1994 Hall Medal awarded to Doug Stinson
From BICA (15) 1995:
The 1995 Hall Medals of the ICA
The Hall Medals of the ICA are
awarded to Fellows of the Institute who have not passed age 40 and who have
already produced a distinguished corpus of significant research work. The Hall
Medals were inaugurated in 1994, and the 1995 Hall Medals, the first to be
granted, have been awarded to Ortrud Ruth Oellerman, Christopher Andrew Rodger,
and Douglas Robert Stinson. We herewith give summaries of the much more
extensive citations and publication lists that were supplied by the nominators
of these three scholars.
Doug Stinson
did his undergraduate work in Combinatorics and Optimization at the University
of Waterloo. After a master's degree at Ohio state, under Rick Wilson, he returned
to Waterloo where he worked under Ron Mullin and produced an outstanding
doctoral thesis on frames. After spending eight years as a University Research
Fellow at the University of Manitoba, during which time he reached the rank of
Full Professor, he moved to the University of Nebraska where he is currently a
Professor of Computer Science and Engineering.
Doug Stinson
has a phenomenal research record of some 180 papers that range in quality from
excellent to superb. He started his research work young, and has been doing
significant research ever since. He popularized the use of frames and holes in
the construction of designs and used these concepts for a great deal of
important work on the spectrum of skew squares, orthogonal Latin squares, and
Howell designs. He also did fundamental work on starters, one-factorizations,
orthogonal and perpendicular arrays, packings and coverings, applications of
variance techniques to designs, and the use of coding theory in block designs.
Indeed, one leading design theorist labelled his work as being done by
"the best young design theorist in the world". In the mid eighties,
Doug changed the emphasis of his research slightly to include combinatorial
algorithms and complexity analysis in his results; many of the numerical
results that he obtained using hill-climbing algorithms are impressive.
In the
nineties, Doug has moved on to work in cryptology, and has produced many highly
original papers on authentication and secrecy codes.

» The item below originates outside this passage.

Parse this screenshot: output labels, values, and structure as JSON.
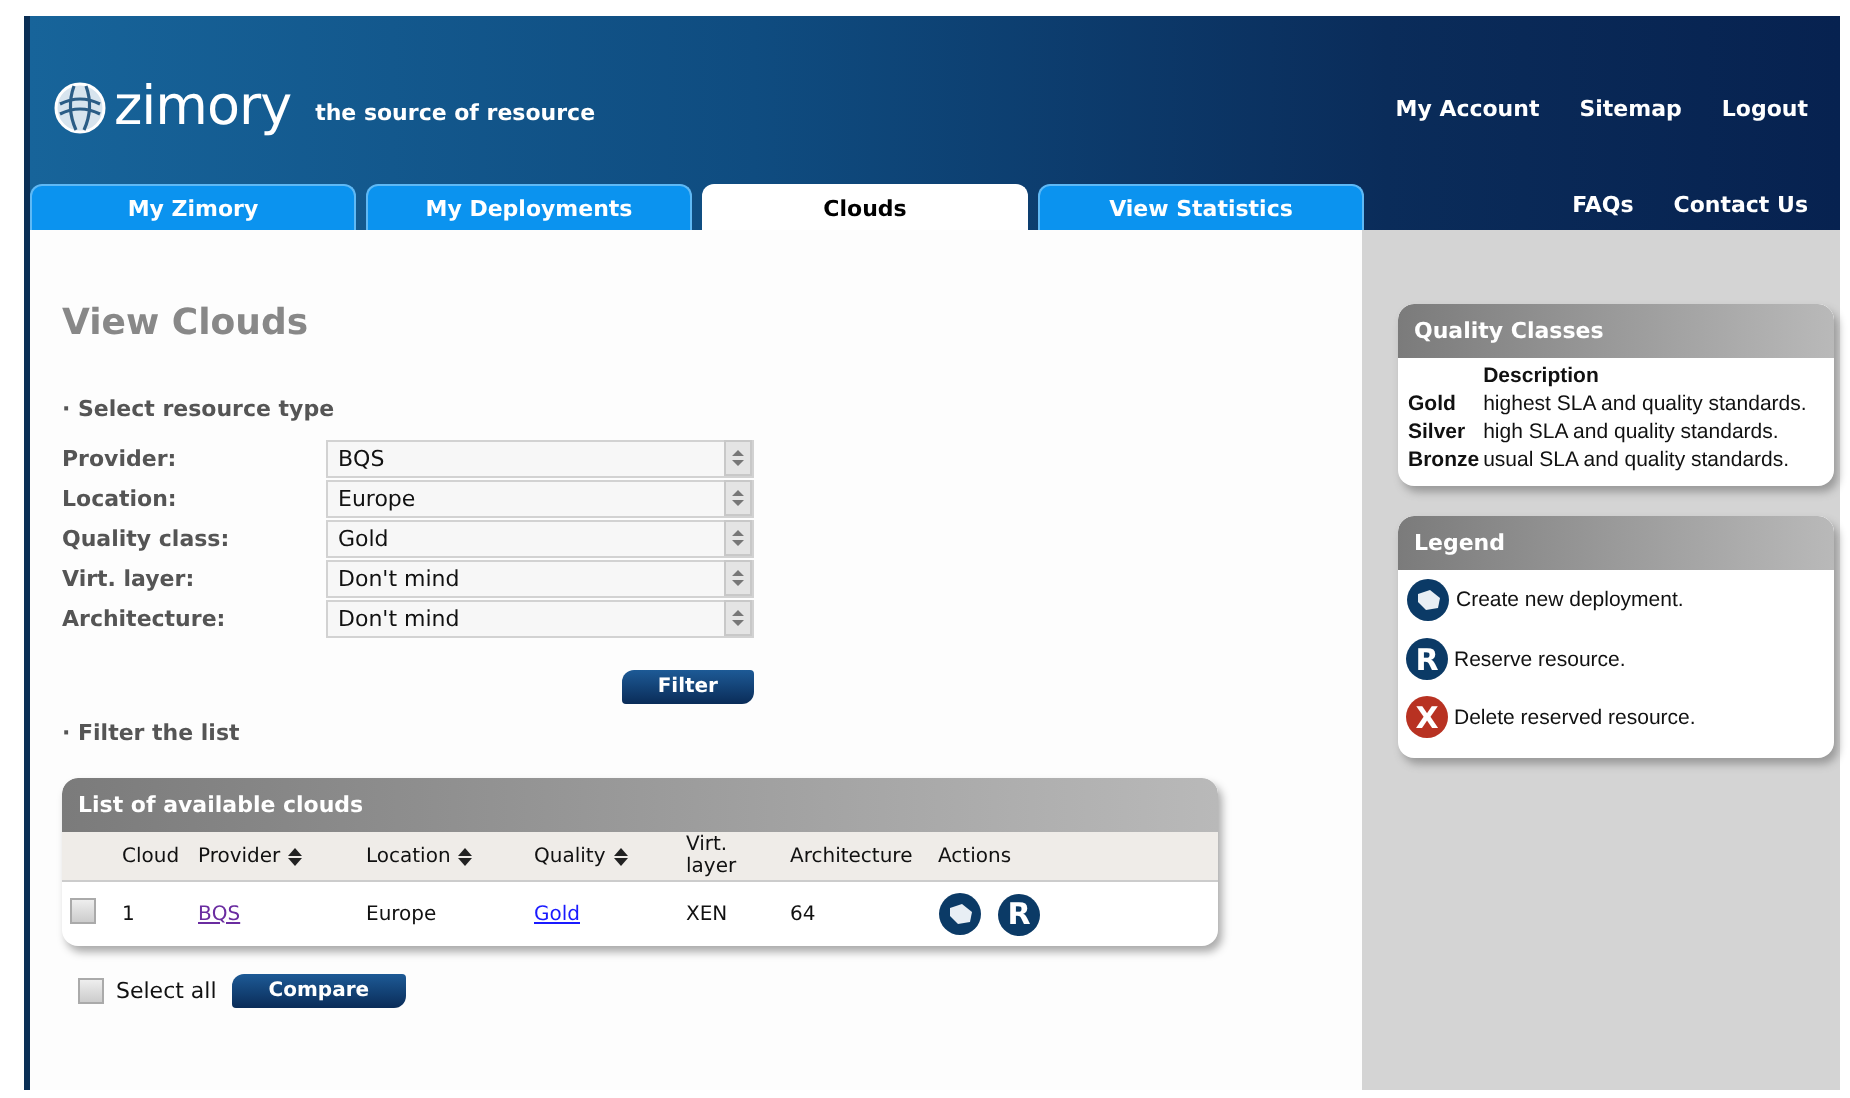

His groundbreaking work
helped make the importance of design theory known to both theoretical computer
scientists and combinatoricists. Currently, Doug is exploiting new ideas about
large sets, but he continues to write and work in all areas of design theory
and cryptology. His research is marked by great breadth
and depth, and he has remarkable contributions to theoretical design
theory, algorithmic design theory, and theoretical computer science.